Offset mortgages were popular in the late 90s and early 2000s, but since then have fallen out of favour. However, some brokers have reported increasing demand for them, saying that they appear to be making a comeback.

In 2008, almost 10 per cent of new mortgages were offsets, according to the trade association UK Finance. In February this year, just 1.1 per cent of new mortgages were offset.

However, Justin Moy, managing director of EHF Mortgages, told i his firm have seen more and more enquiries about offset mortgages in recent months.

He said: “We have certainly seen higher demand for offset mortgages recently. They are ideal for those with good savings balances, or receive regular bonus or commission income, as it allows the borrower to either reduce their mortgage payments or repay their mortgage earlier, enjoying a better return on their deposits.

“When mortgage rates are higher, that saving can be considerable saving thousands in interest costs over the duration of the term.”

Simon, 47, and Ellen managed to save £1,893 in interest over the past year alone, they said.

But only a handful of lenders currently offer offset mortgages including Coventry Building Society, Accord Mortgages, Scottish Widows Bank, Clydesdale Bank, and Barclays.

Despite this, if you can find a good deal, David Hollingworth, associate director at L&C Mortgages said that right now could be the perfect time to consider an offset mortgage.

He said: “Although the current climate could be a perfect time to consider offsetting, there isn’t an enormous range of offset options on the market.
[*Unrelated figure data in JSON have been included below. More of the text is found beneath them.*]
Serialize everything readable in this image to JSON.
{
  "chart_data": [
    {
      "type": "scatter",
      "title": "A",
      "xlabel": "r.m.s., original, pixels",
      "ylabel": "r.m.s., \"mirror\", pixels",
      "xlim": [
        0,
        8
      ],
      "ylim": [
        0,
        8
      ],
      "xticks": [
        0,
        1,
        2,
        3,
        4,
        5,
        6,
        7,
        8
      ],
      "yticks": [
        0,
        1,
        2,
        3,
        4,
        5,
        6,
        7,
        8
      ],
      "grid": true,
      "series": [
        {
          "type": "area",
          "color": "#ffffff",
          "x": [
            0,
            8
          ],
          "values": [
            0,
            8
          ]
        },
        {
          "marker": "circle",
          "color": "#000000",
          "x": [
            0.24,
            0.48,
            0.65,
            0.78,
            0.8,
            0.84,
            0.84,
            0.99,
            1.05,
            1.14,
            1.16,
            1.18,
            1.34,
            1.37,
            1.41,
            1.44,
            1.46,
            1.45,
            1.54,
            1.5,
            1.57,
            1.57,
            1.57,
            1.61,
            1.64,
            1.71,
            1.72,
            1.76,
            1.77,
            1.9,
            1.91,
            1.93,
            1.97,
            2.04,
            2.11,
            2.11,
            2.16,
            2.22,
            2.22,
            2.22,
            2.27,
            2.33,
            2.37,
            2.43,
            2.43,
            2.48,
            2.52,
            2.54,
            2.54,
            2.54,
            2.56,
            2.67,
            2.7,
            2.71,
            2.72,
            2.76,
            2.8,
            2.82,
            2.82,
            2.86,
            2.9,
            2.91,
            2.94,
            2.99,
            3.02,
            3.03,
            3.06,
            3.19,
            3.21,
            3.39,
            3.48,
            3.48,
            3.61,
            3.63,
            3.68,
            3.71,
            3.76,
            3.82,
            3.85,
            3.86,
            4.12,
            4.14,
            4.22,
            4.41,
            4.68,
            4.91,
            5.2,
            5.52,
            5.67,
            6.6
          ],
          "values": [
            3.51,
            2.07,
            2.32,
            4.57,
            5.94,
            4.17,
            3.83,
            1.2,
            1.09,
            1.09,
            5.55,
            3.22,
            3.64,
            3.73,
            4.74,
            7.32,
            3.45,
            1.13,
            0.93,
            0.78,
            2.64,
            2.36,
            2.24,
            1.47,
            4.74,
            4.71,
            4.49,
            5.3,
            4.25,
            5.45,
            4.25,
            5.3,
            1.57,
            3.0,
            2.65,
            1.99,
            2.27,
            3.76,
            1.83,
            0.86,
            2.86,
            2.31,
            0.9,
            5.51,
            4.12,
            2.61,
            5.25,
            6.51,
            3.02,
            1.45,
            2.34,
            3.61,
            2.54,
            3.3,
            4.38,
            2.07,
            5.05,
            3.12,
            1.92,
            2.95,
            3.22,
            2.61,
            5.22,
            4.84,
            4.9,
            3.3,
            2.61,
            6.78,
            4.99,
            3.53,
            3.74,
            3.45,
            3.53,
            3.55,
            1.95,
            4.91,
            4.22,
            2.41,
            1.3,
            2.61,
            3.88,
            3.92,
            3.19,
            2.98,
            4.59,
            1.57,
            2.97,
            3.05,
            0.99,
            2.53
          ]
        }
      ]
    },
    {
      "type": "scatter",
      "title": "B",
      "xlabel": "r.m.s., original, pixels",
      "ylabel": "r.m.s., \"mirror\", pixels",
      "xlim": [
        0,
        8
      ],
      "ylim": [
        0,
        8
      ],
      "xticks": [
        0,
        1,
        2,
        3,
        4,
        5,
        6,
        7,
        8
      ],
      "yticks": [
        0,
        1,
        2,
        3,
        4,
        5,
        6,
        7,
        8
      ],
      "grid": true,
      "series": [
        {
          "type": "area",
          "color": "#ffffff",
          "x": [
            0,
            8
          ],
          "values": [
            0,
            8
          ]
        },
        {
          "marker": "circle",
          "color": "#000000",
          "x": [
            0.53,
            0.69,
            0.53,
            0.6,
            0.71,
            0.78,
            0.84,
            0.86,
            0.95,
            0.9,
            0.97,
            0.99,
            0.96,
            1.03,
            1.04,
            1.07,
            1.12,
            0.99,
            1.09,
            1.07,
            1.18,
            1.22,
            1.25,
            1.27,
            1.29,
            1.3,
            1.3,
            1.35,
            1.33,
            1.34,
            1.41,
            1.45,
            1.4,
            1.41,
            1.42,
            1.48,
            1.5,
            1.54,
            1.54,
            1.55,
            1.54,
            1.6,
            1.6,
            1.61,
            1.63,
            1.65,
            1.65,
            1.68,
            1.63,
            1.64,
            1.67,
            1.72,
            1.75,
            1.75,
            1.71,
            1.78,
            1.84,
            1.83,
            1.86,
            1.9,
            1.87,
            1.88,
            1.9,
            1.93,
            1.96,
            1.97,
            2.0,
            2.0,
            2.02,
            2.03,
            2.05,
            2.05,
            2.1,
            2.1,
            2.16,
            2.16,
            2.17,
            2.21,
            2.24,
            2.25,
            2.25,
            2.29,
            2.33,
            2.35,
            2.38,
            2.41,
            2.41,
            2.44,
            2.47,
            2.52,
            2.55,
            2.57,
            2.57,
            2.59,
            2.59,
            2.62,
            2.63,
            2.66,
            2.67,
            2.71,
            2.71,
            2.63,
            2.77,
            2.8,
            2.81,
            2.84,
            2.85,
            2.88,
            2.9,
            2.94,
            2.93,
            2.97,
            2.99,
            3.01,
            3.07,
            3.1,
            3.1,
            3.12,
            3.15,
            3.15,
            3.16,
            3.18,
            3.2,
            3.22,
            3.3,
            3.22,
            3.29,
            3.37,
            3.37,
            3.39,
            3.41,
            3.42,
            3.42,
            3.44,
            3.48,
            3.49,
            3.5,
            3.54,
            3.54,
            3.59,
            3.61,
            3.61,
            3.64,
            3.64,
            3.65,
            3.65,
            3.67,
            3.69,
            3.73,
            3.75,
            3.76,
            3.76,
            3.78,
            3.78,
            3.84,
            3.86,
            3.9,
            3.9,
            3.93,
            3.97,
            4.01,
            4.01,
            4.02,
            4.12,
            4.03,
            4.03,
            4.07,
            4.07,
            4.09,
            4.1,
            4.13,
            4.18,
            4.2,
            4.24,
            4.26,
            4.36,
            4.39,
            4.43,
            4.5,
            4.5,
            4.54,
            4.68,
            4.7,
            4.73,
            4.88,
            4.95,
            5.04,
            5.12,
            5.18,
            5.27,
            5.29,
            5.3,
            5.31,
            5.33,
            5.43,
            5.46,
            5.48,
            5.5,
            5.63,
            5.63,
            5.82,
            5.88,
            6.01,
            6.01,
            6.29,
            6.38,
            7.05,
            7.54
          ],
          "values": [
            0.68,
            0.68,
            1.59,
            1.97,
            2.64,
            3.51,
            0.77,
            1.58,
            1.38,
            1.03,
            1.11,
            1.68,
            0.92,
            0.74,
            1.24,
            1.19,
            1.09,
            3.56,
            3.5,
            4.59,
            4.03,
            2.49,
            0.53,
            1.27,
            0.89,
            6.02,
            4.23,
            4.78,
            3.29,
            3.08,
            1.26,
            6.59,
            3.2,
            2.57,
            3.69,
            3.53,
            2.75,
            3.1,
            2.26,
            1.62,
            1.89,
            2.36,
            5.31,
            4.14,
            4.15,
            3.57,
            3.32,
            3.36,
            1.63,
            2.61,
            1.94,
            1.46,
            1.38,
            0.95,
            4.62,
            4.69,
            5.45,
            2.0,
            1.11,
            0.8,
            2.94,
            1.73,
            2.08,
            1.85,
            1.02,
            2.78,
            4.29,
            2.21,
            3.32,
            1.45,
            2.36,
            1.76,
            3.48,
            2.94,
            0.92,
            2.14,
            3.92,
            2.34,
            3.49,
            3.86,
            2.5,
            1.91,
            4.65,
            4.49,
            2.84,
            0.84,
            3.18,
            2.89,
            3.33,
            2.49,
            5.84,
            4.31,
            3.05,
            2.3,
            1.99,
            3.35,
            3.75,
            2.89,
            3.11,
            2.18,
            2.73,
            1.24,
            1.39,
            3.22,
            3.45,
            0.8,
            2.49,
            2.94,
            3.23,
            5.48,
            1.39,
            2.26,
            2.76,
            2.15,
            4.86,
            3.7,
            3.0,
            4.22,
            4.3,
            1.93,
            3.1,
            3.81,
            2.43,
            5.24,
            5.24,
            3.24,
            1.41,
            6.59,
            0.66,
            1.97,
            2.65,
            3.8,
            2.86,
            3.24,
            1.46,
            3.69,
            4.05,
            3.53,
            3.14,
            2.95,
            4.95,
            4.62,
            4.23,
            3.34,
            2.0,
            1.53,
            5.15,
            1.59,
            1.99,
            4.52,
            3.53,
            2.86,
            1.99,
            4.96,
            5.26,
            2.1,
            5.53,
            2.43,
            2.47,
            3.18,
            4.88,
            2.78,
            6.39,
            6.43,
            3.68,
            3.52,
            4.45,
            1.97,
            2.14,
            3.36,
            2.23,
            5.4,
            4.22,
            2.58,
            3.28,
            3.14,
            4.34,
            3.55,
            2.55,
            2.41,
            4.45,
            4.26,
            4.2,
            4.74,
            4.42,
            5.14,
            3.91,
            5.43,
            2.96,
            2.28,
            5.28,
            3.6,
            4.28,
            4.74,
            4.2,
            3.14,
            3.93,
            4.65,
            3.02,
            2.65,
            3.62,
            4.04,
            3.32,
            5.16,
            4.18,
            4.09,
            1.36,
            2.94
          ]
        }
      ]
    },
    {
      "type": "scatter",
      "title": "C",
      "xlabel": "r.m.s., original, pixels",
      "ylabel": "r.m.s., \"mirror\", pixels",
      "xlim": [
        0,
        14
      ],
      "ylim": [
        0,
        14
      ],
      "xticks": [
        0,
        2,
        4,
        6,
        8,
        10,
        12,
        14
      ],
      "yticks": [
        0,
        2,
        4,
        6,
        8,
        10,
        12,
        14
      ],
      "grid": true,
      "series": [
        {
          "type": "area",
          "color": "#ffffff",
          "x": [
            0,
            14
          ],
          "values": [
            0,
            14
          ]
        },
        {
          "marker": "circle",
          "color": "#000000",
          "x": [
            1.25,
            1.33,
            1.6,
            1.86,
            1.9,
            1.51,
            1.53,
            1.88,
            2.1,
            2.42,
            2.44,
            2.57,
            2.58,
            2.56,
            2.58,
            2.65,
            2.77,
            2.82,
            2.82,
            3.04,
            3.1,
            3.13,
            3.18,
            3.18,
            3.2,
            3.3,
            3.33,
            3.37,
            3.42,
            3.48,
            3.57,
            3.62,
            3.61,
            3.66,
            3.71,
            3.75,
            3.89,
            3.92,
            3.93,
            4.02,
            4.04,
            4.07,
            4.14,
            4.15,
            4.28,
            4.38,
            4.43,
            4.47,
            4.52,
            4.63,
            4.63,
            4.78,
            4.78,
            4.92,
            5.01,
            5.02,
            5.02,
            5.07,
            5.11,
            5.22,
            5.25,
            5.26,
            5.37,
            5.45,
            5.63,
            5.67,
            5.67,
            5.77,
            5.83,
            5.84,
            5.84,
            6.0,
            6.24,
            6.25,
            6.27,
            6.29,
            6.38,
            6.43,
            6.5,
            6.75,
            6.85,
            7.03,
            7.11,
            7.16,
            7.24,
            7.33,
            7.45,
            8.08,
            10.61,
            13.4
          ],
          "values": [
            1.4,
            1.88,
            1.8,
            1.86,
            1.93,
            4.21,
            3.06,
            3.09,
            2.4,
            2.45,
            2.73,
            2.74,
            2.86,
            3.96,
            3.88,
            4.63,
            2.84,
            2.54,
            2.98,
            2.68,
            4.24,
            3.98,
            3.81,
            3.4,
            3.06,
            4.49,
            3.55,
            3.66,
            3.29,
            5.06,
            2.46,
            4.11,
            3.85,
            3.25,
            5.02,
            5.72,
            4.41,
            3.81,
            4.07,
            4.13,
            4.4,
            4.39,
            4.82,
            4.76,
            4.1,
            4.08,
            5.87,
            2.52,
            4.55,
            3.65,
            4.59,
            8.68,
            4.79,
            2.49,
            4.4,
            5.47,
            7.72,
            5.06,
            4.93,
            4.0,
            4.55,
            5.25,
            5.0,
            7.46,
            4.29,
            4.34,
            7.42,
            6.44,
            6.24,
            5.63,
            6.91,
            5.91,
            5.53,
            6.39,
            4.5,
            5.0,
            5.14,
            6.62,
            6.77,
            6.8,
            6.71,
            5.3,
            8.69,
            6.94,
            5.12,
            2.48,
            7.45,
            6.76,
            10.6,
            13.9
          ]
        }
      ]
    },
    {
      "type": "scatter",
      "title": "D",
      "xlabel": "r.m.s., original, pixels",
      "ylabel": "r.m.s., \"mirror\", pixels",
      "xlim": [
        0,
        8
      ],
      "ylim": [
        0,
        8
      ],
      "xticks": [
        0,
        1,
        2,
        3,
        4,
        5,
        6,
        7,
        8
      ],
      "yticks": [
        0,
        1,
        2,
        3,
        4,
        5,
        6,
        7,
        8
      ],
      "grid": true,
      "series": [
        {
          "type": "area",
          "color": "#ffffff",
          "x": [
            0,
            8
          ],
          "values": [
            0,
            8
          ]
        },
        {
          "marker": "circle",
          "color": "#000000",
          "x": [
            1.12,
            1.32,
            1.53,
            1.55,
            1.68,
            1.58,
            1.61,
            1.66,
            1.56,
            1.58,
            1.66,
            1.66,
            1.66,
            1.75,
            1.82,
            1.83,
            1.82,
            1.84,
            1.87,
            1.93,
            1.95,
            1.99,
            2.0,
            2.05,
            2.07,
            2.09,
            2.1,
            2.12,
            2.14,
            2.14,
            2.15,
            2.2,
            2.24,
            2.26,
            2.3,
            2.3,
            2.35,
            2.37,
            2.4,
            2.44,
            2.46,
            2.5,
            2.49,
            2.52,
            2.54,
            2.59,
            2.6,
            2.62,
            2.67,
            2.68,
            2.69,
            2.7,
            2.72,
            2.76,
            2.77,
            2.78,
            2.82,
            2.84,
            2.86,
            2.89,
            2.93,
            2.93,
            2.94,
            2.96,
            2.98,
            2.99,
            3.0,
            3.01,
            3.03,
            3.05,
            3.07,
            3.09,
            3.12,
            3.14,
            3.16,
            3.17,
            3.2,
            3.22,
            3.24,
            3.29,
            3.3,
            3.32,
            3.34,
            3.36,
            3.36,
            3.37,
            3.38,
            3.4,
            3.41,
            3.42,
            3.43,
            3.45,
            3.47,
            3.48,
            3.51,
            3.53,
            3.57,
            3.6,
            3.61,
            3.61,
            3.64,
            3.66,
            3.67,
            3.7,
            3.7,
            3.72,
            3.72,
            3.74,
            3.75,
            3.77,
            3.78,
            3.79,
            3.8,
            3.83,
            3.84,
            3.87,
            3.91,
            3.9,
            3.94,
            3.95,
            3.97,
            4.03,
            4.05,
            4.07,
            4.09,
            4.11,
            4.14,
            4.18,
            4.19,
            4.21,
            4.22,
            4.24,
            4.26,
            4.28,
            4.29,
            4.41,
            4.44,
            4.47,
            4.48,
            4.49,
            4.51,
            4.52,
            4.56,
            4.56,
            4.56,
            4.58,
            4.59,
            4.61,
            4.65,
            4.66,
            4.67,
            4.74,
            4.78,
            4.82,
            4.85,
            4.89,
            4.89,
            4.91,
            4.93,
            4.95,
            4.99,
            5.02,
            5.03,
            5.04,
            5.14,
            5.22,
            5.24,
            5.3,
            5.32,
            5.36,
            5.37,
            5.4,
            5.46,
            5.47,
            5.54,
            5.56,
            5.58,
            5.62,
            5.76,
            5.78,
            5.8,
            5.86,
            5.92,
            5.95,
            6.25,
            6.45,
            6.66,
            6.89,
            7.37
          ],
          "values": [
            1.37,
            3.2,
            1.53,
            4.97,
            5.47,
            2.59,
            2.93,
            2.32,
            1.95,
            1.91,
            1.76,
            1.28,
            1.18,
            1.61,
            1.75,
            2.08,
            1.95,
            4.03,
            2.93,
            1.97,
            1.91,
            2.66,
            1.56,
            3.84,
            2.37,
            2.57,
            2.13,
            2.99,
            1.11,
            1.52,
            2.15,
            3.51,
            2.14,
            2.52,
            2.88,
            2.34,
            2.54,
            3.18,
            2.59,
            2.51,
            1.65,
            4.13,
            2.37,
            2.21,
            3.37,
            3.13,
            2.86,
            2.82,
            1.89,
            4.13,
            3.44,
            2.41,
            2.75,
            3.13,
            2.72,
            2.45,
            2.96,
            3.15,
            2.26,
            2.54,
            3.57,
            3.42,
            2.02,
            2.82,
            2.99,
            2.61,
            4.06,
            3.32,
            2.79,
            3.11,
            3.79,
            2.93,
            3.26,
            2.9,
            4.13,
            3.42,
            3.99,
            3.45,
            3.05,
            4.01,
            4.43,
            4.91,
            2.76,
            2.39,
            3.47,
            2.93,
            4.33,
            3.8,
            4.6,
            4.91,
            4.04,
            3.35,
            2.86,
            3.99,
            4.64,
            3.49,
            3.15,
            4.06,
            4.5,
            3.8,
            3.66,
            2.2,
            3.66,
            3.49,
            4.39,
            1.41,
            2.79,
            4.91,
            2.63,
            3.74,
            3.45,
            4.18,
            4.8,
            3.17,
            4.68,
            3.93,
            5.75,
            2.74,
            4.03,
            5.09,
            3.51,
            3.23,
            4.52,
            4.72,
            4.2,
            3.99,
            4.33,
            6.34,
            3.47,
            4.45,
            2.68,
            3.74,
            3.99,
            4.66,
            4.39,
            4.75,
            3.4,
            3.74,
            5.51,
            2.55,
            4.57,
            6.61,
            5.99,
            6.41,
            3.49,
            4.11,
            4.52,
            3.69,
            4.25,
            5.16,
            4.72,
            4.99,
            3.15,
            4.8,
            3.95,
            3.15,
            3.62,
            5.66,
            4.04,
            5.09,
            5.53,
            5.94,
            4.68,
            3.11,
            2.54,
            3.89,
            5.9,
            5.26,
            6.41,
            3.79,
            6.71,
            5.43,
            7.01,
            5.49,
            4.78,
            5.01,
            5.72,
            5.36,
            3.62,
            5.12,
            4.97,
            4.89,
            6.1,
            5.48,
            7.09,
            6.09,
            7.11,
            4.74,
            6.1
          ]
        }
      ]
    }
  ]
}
The rates on offset deals are typically higher than a standard deal so it will suit those that will be able to make good use of the offset functionality.

“Those with only a small proportion of the mortgage in savings could find that they are paying a higher mortgage rate that isn’t made up through the benefit of offset.

“As a result, offset is still a relatively small proportion of the market. A few lenders continue to support the market but as we are now in a higher rate environment it would be good to see improved choice for what remains a really useful product.”

Pros and cons of offset mortgages

Offset mortgages won’t be the right choice for everyone. Here are the things you should consider below:

Pros
1. Flexibility: You can choose to make lower monthly payments and still pay back your loan over the full term.
2. Your offset savings will not earn interest so you have no tax to pay on them. But you’re still, effectively, getting a return from those savings by reducing the amount of interest you pay on your mortgage.
3. Offset mortgages allow you to access your savings at any point without having to remortgage.

Cons
1. Rates are generally higher than if you took the equivalent loan on repayment terms. This is partly because the market is quite limited.
2. You will need a fairly large deposit of at least 20 per cent (25 per cent with some lenders).
3. Although your savings remain accessible, you will need to bear in mind that making a withdrawal will lessen the benefits you receive using this type of mortgage.